A barrel of oil cost $112.99 at the start of March before peaking at a 14-year high of $137.72 on March 8, two weeks after the war began.
While the price fell to $109.98 by the end of the month, it has a delayed effect on pump prices.
RAC fuel spokesman Simon Williams says that over the 22 years “we’ve never witnessed such extreme rises in prices”.
“To describe the current situation facing drivers at the forecourt as ‘bleak’ is therefore something of an understatement.”
The Chancellor’s 5p fuel duty cut seem to have had little effect. It was not helped by the fact that the cut applied to the wholesale cost of fuel and the oil price jumped by $6 a barrel on that day.
The average petrol and diesel prices have so far fallen by 3.73p and 2.61p respectively since the Spring Statement.
The wrong cuts
Williams says that the “5p cut in duty should, in theory, have led to a 6p cut in prices at the pumps”. This is as a result of the Government taking less VAT – but that is on the basis that wholesale prices stay still.

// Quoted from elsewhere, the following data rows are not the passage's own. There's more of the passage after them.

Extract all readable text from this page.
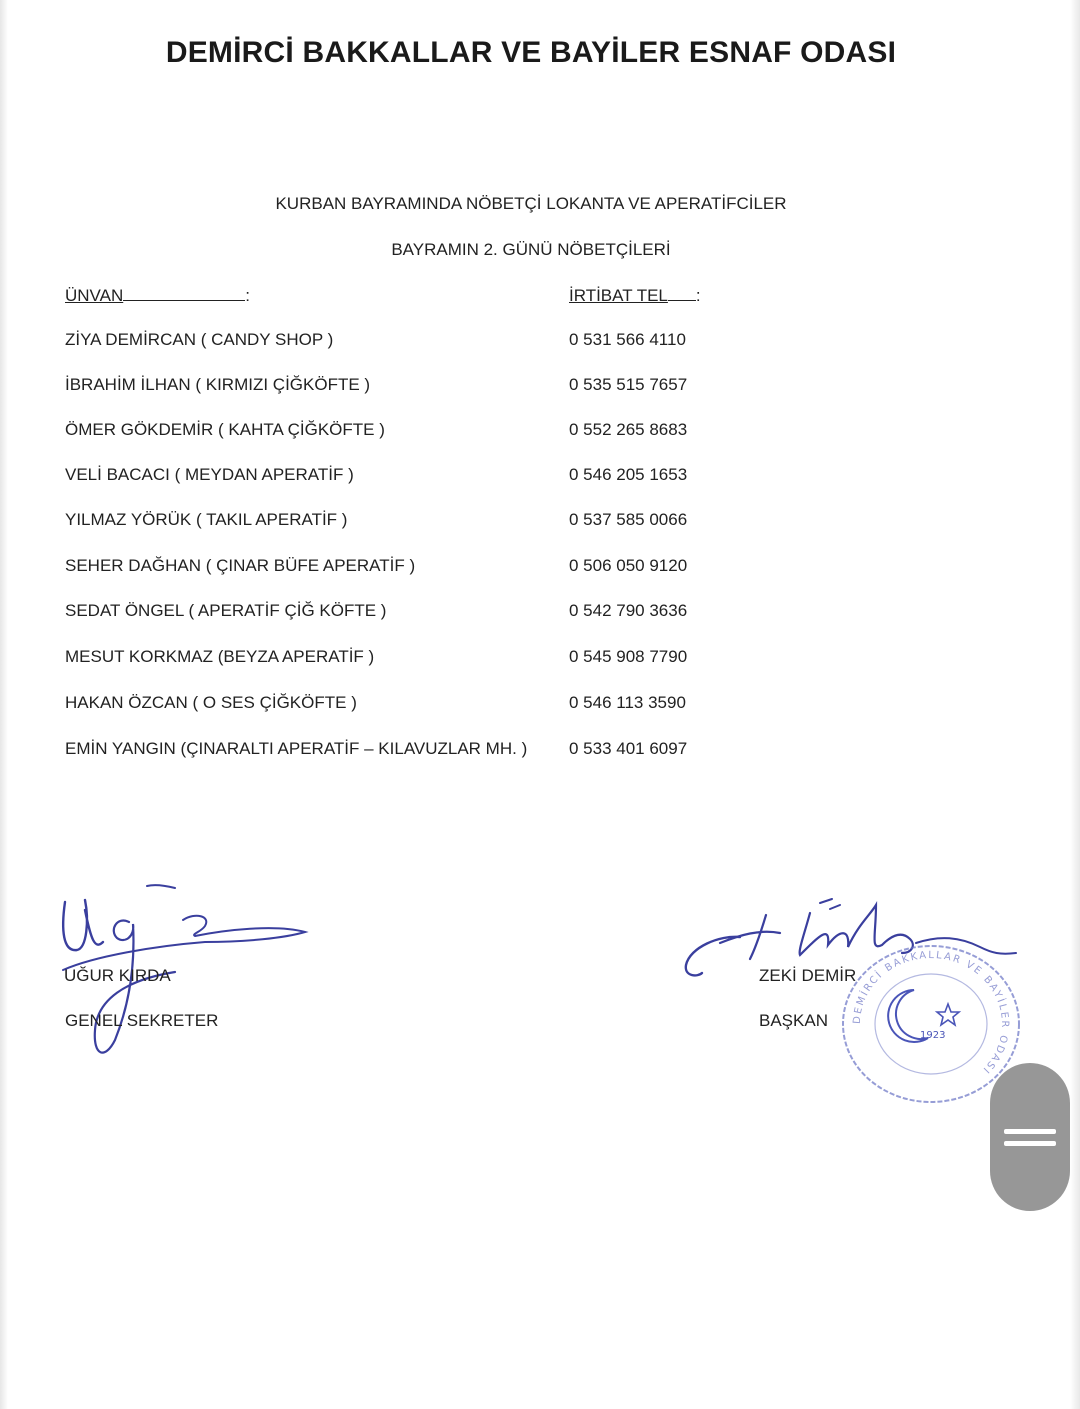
DEMİRCİ BAKKALLAR VE BAYİLER ESNAF ODASI
KURBAN BAYRAMINDA NÖBETÇİ LOKANTA VE APERATİFCİLER
BAYRAMIN 2. GÜNÜ NÖBETÇİLERİ
ÜNVAN	:	İRTİBAT TEL :
ZİYA DEMİRCAN ( CANDY SHOP )	0 531 566 4110
İBRAHİM İLHAN ( KIRMIZI ÇİĞKÖFTE )	0 535 515 7657
ÖMER GÖKDEMİR ( KAHTA ÇİĞKÖFTE )	0 552 265 8683
VELİ BACACI ( MEYDAN APERATİF )	0 546 205 1653
YILMAZ YÖRÜK ( TAKIL APERATİF )	0 537 585 0066
SEHER DAĞHAN ( ÇINAR BÜFE APERATİF )	0 506 050 9120
SEDAT ÖNGEL ( APERATİF ÇİĞ KÖFTE )	0 542 790 3636
MESUT KORKMAZ (BEYZA APERATİF )	0 545 908 7790
HAKAN ÖZCAN ( O SES ÇİĞKÖFTE )	0 546 113 3590
EMİN YANGIN (ÇINARALTI APERATİF – KILAVUZLAR MH. ) 0 533 401 6097
UĞUR KIRDA
GENEL SEKRETER
ZEKİ DEMİR
BAŞKAN DEMİRCİ BAKKALLAR VE BAYİLER ODASI
1923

Instead the contact wholesale price rises have negated the effect.
“Had the Chancellor temporarily cut VAT rather than fuel duty on fuel, as we asked him to do, the impact on pump prices would have been immediate with drivers benefitting straight away.
“Cutting VAT would also have gone some way towards shielding drivers from future increases – something a cut in duty just can’t do.”